2026-03-25T14:09:28.761Z

Allgemeines

Wuppertaler SV verkündet 18.000 Euro Verlust und neuen Aufsichtsrat

Am Donnerstag hielt der Regionalligist Wuppertaler SV seine Jahreshauptversammlung ab.

von Sascha Köppen · Gestern, 23:50 Uhr · 0 Leser
Der Wuppertaler SV hat einen neuen Verwaltungsrat - und es gibt mehr Klarheit über die Finanzen.
Der Wuppertaler SV hat einen neuen Verwaltungsrat - und es gibt mehr Klarheit über die Finanzen. – Foto: Tobias Schätzlein

Der Wuppertaler SV hat am Donnerstagabend seine Jahreshauptversammlung abgehalten und dabei einen neuen Aufsichtsrat gewählt. Dabei kam es zu einer Kampfabstimmung um die neun Posten im Aufsichtsrat, weil sich dafür 14 Bewerber den 234 stimmberechtigten, anwesenden Mitgliedern stellten.

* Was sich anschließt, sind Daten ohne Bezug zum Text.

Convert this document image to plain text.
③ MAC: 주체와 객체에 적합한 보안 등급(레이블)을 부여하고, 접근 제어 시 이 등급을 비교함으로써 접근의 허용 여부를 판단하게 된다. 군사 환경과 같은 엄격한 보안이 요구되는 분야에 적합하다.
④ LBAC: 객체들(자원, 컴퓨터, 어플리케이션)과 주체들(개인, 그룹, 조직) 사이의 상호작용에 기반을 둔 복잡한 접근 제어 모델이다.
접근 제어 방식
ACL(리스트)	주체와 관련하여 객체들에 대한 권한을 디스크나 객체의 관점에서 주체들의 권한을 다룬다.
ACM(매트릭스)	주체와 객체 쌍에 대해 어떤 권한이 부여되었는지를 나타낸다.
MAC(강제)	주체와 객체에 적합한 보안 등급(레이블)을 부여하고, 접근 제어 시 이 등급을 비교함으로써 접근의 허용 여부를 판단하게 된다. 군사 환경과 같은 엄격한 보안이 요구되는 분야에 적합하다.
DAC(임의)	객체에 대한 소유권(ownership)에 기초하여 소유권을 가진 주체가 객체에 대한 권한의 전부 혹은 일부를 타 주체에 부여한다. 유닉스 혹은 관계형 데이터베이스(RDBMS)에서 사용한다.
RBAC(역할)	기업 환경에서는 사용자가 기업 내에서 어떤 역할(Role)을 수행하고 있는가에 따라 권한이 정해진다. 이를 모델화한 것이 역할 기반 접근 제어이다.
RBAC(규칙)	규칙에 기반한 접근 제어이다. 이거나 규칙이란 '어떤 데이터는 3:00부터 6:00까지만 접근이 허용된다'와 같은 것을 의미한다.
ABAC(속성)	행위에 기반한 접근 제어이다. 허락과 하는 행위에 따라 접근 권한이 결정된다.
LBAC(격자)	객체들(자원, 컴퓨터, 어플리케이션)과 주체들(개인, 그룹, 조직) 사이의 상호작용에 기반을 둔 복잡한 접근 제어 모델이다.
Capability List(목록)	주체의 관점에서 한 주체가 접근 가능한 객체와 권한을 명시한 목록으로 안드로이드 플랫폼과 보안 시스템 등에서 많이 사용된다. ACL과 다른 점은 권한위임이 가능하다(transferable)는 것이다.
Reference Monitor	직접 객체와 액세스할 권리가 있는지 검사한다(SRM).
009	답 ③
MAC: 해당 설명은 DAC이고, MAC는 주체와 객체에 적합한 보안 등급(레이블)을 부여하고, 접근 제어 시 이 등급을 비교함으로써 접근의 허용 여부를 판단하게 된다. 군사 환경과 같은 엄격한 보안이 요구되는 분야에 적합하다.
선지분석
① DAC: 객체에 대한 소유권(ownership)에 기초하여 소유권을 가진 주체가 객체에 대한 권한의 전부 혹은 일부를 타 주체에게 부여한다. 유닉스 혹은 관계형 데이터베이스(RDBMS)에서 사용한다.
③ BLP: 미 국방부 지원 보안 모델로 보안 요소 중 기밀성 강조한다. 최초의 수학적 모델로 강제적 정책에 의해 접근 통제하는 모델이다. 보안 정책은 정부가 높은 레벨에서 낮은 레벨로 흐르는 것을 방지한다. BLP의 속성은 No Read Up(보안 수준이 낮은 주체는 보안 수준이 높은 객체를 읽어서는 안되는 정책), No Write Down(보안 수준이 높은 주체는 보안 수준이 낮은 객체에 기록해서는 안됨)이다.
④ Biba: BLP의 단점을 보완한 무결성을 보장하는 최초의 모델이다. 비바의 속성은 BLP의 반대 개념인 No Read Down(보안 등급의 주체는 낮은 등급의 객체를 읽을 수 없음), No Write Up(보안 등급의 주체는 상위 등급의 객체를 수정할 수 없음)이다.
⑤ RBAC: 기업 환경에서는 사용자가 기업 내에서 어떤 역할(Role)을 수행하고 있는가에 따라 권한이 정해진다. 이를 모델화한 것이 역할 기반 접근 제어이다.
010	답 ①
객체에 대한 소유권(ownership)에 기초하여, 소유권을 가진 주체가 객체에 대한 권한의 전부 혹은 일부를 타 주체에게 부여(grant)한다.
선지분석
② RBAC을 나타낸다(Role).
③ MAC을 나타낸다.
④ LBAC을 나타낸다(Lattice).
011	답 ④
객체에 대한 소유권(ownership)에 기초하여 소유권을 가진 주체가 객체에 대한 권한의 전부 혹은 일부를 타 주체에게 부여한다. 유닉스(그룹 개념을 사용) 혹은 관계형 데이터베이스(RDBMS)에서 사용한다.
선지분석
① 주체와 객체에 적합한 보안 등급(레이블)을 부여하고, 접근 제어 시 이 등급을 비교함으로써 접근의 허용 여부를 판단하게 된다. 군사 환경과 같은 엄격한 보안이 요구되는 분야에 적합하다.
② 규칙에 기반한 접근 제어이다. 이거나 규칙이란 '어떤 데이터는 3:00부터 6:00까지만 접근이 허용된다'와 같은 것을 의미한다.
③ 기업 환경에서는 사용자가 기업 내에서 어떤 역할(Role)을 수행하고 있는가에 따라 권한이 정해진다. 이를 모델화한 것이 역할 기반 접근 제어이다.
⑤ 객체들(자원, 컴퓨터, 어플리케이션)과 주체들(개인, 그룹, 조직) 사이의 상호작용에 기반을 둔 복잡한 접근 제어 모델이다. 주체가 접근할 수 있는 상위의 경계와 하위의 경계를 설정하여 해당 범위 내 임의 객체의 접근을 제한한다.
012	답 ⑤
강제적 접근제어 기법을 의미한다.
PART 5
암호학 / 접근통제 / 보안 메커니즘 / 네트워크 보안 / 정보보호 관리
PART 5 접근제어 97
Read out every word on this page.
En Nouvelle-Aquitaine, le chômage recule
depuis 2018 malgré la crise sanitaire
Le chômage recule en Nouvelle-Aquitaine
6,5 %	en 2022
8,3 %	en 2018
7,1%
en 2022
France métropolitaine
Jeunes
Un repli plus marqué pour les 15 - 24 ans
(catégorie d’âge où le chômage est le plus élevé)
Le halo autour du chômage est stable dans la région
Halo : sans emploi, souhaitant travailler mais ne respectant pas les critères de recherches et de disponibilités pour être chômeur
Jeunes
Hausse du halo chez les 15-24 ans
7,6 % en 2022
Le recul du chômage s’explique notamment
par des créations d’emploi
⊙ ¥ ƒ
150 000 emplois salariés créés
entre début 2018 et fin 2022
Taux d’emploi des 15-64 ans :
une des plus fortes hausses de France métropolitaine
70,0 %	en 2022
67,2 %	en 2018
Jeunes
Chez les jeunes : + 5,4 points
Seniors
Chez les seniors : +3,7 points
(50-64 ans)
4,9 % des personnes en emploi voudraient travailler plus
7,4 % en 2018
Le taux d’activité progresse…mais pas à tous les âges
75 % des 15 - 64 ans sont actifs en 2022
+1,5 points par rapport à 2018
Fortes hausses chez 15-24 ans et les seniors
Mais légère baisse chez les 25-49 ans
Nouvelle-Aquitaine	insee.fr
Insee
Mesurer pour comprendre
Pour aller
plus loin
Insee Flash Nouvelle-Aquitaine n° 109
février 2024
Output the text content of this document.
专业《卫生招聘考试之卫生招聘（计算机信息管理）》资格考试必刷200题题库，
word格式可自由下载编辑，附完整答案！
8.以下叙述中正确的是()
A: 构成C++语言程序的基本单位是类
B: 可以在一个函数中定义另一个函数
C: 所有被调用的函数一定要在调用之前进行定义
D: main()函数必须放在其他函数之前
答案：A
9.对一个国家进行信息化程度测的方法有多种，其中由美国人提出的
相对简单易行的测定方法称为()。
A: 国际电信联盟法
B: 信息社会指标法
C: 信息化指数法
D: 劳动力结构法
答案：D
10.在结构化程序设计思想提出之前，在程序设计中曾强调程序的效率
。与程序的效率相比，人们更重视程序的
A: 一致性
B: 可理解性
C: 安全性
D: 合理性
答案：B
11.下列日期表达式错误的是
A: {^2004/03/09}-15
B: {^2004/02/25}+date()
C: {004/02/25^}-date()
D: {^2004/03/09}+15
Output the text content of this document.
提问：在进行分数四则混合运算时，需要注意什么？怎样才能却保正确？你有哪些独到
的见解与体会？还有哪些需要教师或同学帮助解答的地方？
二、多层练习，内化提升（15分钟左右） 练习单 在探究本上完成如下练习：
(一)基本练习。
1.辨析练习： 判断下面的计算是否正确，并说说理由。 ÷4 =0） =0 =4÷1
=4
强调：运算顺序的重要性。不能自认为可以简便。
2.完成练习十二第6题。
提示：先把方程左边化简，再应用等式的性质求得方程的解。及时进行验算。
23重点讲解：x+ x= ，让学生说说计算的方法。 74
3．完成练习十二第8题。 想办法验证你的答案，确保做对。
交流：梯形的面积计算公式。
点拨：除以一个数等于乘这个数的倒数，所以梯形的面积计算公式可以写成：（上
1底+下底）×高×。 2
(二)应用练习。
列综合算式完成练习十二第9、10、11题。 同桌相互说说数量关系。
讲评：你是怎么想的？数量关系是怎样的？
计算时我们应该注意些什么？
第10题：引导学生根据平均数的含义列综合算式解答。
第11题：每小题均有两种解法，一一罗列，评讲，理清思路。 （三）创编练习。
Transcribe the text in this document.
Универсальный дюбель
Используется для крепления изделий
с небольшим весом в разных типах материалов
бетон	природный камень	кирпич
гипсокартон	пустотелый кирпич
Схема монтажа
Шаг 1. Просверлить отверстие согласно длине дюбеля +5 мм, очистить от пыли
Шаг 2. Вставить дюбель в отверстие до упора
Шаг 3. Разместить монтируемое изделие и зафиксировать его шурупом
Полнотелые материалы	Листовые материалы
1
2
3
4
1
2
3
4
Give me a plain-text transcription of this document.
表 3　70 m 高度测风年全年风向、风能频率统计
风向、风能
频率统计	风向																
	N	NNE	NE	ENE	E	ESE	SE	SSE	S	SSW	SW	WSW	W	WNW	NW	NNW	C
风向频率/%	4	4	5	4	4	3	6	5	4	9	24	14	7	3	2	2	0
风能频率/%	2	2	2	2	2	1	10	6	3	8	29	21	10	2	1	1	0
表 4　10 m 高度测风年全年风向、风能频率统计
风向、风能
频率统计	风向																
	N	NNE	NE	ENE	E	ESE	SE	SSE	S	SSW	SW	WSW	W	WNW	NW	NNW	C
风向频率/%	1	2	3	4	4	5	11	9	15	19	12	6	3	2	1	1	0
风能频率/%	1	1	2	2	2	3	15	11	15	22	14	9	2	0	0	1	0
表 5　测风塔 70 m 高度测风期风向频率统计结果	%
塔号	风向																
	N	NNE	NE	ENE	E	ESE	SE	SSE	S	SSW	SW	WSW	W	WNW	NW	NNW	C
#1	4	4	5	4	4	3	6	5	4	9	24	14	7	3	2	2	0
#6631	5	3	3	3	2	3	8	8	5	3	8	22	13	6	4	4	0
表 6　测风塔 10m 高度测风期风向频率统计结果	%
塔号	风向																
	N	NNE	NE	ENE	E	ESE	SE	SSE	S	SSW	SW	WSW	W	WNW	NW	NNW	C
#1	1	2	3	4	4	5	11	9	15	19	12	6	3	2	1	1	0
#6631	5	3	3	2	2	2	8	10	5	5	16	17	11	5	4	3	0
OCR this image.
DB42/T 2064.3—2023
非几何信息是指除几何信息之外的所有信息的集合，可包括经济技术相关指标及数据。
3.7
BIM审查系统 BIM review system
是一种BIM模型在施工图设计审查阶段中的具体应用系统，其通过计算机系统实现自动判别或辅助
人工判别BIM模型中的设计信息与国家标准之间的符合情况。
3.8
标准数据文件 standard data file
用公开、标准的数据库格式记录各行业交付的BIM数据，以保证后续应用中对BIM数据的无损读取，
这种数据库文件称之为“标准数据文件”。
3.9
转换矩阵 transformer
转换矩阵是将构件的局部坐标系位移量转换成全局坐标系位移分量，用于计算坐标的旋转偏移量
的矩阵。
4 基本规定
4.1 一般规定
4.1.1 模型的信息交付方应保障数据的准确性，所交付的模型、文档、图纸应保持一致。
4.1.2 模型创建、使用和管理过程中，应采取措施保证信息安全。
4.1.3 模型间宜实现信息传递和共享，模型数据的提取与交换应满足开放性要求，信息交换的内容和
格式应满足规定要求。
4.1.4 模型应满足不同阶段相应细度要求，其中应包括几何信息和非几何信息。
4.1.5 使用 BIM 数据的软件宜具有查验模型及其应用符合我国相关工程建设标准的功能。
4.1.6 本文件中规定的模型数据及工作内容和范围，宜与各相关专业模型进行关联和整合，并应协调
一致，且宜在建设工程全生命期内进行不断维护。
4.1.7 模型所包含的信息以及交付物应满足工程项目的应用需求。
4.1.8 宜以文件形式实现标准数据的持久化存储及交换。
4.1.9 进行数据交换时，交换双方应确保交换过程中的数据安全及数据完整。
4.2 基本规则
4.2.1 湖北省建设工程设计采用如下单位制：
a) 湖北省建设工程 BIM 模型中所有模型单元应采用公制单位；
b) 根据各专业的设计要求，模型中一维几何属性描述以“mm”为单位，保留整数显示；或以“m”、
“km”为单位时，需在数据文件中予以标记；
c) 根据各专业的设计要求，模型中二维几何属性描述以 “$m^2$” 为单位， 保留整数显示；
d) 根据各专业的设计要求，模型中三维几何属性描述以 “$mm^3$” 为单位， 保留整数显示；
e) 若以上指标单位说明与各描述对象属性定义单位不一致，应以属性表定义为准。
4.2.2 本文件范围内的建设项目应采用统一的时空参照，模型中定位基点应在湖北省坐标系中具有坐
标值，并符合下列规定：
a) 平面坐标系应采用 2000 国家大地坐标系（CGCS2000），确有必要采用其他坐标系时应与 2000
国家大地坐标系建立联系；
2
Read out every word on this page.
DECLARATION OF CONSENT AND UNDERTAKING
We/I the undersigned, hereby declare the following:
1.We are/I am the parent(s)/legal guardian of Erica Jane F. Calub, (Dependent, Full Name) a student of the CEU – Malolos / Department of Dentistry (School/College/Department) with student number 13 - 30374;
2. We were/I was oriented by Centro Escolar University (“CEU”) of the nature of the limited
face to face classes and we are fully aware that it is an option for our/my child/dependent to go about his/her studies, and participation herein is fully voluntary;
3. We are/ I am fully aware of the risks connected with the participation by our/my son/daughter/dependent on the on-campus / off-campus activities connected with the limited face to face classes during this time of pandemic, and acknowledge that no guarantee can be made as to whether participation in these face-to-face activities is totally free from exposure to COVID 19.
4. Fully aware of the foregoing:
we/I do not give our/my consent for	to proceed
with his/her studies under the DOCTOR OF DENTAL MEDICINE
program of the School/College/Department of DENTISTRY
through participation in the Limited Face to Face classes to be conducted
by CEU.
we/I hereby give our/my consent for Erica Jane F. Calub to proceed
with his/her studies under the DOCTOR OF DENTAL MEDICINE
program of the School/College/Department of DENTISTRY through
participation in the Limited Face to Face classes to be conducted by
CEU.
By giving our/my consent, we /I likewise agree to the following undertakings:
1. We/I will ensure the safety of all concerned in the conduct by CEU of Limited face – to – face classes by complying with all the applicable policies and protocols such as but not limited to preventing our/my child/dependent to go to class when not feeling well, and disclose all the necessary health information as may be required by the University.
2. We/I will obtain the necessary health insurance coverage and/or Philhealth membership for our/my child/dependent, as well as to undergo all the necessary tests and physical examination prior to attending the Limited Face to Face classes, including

Das ist der neue Verwaltungsrat

Letztlich verteilten sich dabei die Stimmen wie folgt, wie der Klub in einer Mitteilung vermeldete:

Uwe Mausbeck (61), Bernd Gläßel (155), Heimo Schitter (187), Jens Klein (160), Marc Schulz (182), Dirk Polick (164), Guido Gehrenbeck (29), Ralf Dasberg (30), Benedikt Post (166), Christian Wimmer (153), Silvio Pagano (41), Ralf Bartsch (159) sowie Andreas Mucke (204).

Damit sind als die neun Kandidaten mit den meisten Stimmen gewählt: Andreas Mucke, Heimo Schitter, Marc Schulz, Benedikt Post, Dirk Polick, Jens Klein, Ralf Bartsch, Bernd Gläßel und Christian Wimmer. Damit darf davon ausgegangen werden, dass sich im Vorstand des Vereins etwas bewegen wird. Denn die Bewegung rund um Polick sich durchgesetzt hat, die im Vorfeld bereits angekündigt hatte, dass sich bei ihrer Wahl im Verein etwas verändern solle. Der neugewählte Verwaltungsrat kann nun die Vorstandsmitglieder wählen und auch Vorstände abwählen, man darf also gespannt sein, wie es weitergeht.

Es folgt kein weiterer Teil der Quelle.